Around midnight, James sits alone in the parlor. He’s extremely drunk and playing cards with himself when Edmund, also thoroughly intoxicated, enters. In an overly sentimental monologue, James tells his son about the highlights of his acting career, admitting that he regrets chasing commercial success at the expense of artistic fulfillment. In turn, Edmund tells his father the high points of his own career as a sailor, talking about the freedom he finds in the loneliness of the ocean. When they hear Jamie stumbling into the house, James decides to wait on the side porch to avoid an argument. As such, Jamie and Edmund have a one-on-one conversation in which Jamie scolds his younger brother for drinking with consumption, then lightens up and lets him continue. At one point, Jamie insults Mary’s honor by talking about her addiction, and Edmund punches him in the face. Jamie readily accepts his mistake and thanks his brother for setting him straight. Before long, he slips into a drunken sleep, and James returns.

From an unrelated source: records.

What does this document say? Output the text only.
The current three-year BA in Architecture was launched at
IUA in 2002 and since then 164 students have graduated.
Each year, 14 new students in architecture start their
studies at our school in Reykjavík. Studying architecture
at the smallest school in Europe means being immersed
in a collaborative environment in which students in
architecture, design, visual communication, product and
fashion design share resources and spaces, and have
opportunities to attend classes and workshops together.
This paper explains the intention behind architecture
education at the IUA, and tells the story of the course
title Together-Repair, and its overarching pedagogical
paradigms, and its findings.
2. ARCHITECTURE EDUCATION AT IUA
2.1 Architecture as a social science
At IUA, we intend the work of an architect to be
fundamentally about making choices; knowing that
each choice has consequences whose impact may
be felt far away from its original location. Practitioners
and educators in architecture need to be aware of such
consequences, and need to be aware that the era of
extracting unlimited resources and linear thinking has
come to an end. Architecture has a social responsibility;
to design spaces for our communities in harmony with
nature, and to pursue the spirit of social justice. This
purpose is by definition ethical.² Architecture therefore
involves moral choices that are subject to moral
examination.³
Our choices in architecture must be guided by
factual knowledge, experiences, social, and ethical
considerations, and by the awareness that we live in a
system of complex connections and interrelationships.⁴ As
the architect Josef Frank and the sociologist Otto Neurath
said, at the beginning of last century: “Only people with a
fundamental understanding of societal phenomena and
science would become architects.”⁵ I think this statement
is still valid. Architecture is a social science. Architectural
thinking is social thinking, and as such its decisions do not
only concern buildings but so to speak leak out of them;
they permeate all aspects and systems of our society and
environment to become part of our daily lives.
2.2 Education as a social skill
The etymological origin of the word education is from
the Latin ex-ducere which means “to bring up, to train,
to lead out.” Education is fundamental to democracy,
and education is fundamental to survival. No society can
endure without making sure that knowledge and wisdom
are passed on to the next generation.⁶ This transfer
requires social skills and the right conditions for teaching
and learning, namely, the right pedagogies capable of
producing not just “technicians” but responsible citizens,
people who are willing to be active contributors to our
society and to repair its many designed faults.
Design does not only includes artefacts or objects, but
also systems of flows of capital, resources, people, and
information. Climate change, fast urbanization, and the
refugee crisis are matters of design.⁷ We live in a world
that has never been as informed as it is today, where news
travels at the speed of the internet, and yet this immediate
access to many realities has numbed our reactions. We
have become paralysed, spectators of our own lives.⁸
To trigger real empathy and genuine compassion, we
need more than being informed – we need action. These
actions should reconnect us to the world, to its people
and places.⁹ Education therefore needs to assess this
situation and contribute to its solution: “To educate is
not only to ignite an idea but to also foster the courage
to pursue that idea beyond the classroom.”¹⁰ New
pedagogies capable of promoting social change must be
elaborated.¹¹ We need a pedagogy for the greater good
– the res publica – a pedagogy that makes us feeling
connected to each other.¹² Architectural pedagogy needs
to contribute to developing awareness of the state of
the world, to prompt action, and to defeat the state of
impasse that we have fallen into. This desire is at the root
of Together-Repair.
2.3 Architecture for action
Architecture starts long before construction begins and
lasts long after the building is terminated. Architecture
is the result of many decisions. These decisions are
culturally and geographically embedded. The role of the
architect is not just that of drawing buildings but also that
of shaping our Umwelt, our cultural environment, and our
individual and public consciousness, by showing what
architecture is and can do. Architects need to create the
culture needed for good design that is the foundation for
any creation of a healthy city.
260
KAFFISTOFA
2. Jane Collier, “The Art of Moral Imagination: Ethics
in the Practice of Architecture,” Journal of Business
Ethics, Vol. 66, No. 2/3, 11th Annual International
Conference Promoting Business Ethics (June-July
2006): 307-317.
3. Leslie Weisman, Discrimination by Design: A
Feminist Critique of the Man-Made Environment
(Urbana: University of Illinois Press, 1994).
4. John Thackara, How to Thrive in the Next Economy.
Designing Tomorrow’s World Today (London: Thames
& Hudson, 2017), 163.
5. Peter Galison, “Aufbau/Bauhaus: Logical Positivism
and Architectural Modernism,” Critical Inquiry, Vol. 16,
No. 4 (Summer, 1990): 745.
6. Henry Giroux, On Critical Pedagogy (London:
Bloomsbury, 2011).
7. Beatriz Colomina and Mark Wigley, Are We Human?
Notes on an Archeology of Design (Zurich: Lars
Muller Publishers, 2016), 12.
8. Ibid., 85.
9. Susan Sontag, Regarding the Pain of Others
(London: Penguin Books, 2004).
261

When Jamie wakes up again, the three Tyrones pour themselves whiskey and are about to toast when Mary appears in the doorway holding her wedding dress with a distant look on her face. Forgetting their drinks, they watch as she walks around without seeming to notice them, talking all the while as if she’s a younger version of herself. Indeed, she speaks as if she’s still in the convent, and says she’s looking for something, though she can’t remember what. Going on distractedly, she talks about her relationship with one of the nuns, and then she sits down—facing the audience—and stares off into the distance as her drunken family members sit uncomfortably nearby.